45 seconds is definitely long. I've been trying to think of ways to speed up the transcoder startup. One option I can think of is pre-creating the transcoders and using an RPC call to trigger the transcode on the other end. That way there is no delay from creating the job, it would also allow the pods to stay around for longer in case we need to troubleshoot the contents for any reason.
Yeah, I had a similar thought about prestaging. Though I want to do some more research on the Plex container, kinda sucks they don't have any documentation on their transcode binary, just whatever is in the help.
Think I may have found another problem I was having, SQLite over smb is super slow/unstable, allegedly. Haven't had a chance to test a block-level storageclass yet. What type of storage class do you use for the /config dir?
I'm using an iSCSI storage from my NAS as the storage for config. I know that there are some users using SMB for their storage without major issues. NFS has serious issues though, so I wouldn't recommend using NFS as storage.
After switching to a block storage-based pvc, plex seems dramatically faster. I'll retest the elastic transcoders tomorrow, but I assume that'll have solved my core issue I was having.
So I retested with the new pvc and it still takes a little more than a minute between the initial play request and when the stream starts. Since this is getting pretty far out of scope of my initial issue, I'm going to close this as solved with the takeaway that you get the initial error if it can't find a matching init container name. I'll open a new ticket for the latency issues.
Kubernetes: v1.27.2 plex version: plexinc/pms-docker:1.32.3.7192-7aa441827
When attempting to stream a movie, plex fails with "Protected process returned an error: exit status 1"
This is the only log generated that I can see related to kube-plex.
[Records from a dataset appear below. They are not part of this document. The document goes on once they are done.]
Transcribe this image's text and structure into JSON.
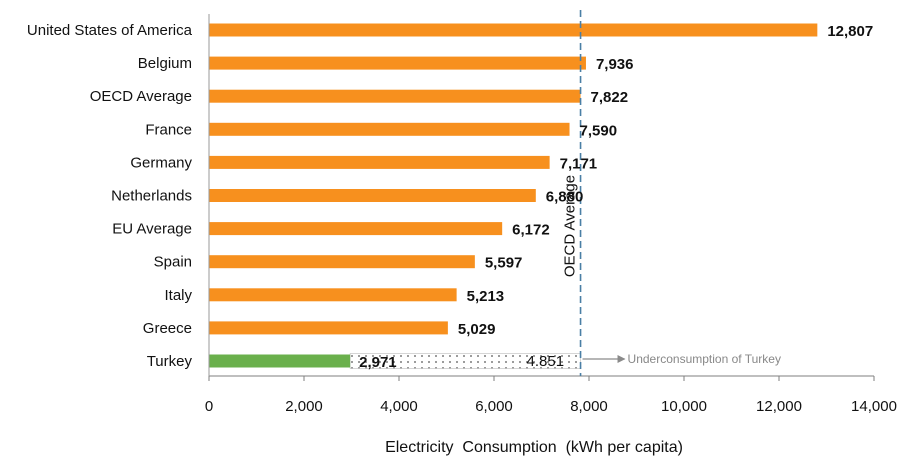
{
  "chart_data": {
    "type": "bar",
    "orientation": "horizontal",
    "categories": [
      "United States of America",
      "Belgium",
      "OECD Average",
      "France",
      "Germany",
      "Netherlands",
      "EU Average",
      "Spain",
      "Italy",
      "Greece",
      "Turkey"
    ],
    "values": [
      12807,
      7936,
      7822,
      7590,
      7171,
      6880,
      6172,
      5597,
      5213,
      5029,
      2971
    ],
    "value_labels": [
      "12,807",
      "7,936",
      "7,822",
      "7,590",
      "7,171",
      "6,880",
      "6,172",
      "5,597",
      "5,213",
      "5,029",
      "2,971"
    ],
    "xlabel": "Electricity  Consumption  (kWh per capita)",
    "xlim": [
      0,
      14000
    ],
    "xticks": [
      0,
      2000,
      4000,
      6000,
      8000,
      10000,
      12000,
      14000
    ],
    "xtick_labels": [
      "0",
      "2,000",
      "4,000",
      "6,000",
      "8,000",
      "10,000",
      "12,000",
      "14,000"
    ],
    "grid": false,
    "colors": {
      "bar": "#f7901e",
      "highlight": "#6ab04c",
      "reference_line": "#4a7fa5"
    },
    "reference_line": {
      "value": 7822,
      "label": "OECD Average"
    },
    "gap": {
      "category": "Turkey",
      "from": 2971,
      "to": 7822,
      "label": "4.851"
    },
    "annotation": {
      "text": "Underconsumption of Turkey"
    }
  }
}
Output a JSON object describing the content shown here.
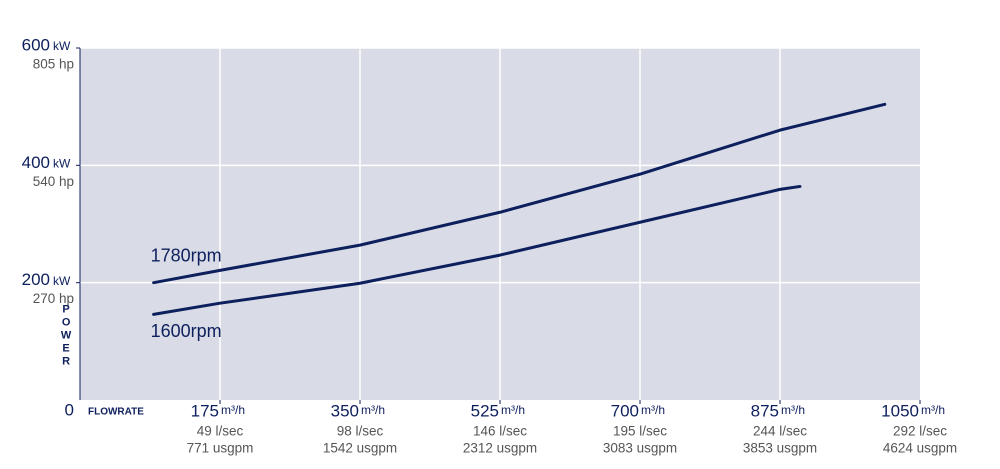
{
  "chart_data": {
    "type": "line",
    "x_label": "FLOWRATE",
    "y_label": "POWER",
    "xlim": [
      0,
      1050
    ],
    "xticks": [
      175,
      350,
      525,
      700,
      875,
      1050
    ],
    "x_unit": "m³/h",
    "x_secondary_labels": [
      "49 l/sec",
      "98 l/sec",
      "146 l/sec",
      "195 l/sec",
      "244 l/sec",
      "292 l/sec"
    ],
    "x_tertiary_labels": [
      "771 usgpm",
      "1542 usgpm",
      "2312 usgpm",
      "3083 usgpm",
      "3853 usgpm",
      "4624 usgpm"
    ],
    "ylim": [
      0,
      600
    ],
    "yticks": [
      0,
      200,
      400,
      600
    ],
    "y_unit": "kW",
    "y_secondary_labels": [
      null,
      "270 hp",
      "540 hp",
      "805 hp"
    ],
    "grid": true,
    "series": [
      {
        "name": "1780rpm",
        "color": "#0d1f5c",
        "x": [
          92,
          175,
          350,
          525,
          700,
          875,
          1006
        ],
        "values": [
          200,
          221,
          264,
          320,
          385,
          460,
          504
        ]
      },
      {
        "name": "1600rpm",
        "color": "#0d1f5c",
        "x": [
          92,
          175,
          350,
          525,
          700,
          875,
          900
        ],
        "values": [
          146,
          165,
          199,
          247,
          303,
          359,
          364
        ]
      }
    ]
  }
}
Even attempting to manually execute the binary from inside the container results in this error with no other output. I've tried both the ghcr.io/ressu/kube-plex:latest, and building this repo's main branch and both result in the same error.
I am using SMB-based PVCs for config, data, and transcode. Though I'm not sure that's really relevant sense it's not even getting that far.
I forgot to add that no jobs or transcode pods are ever generated.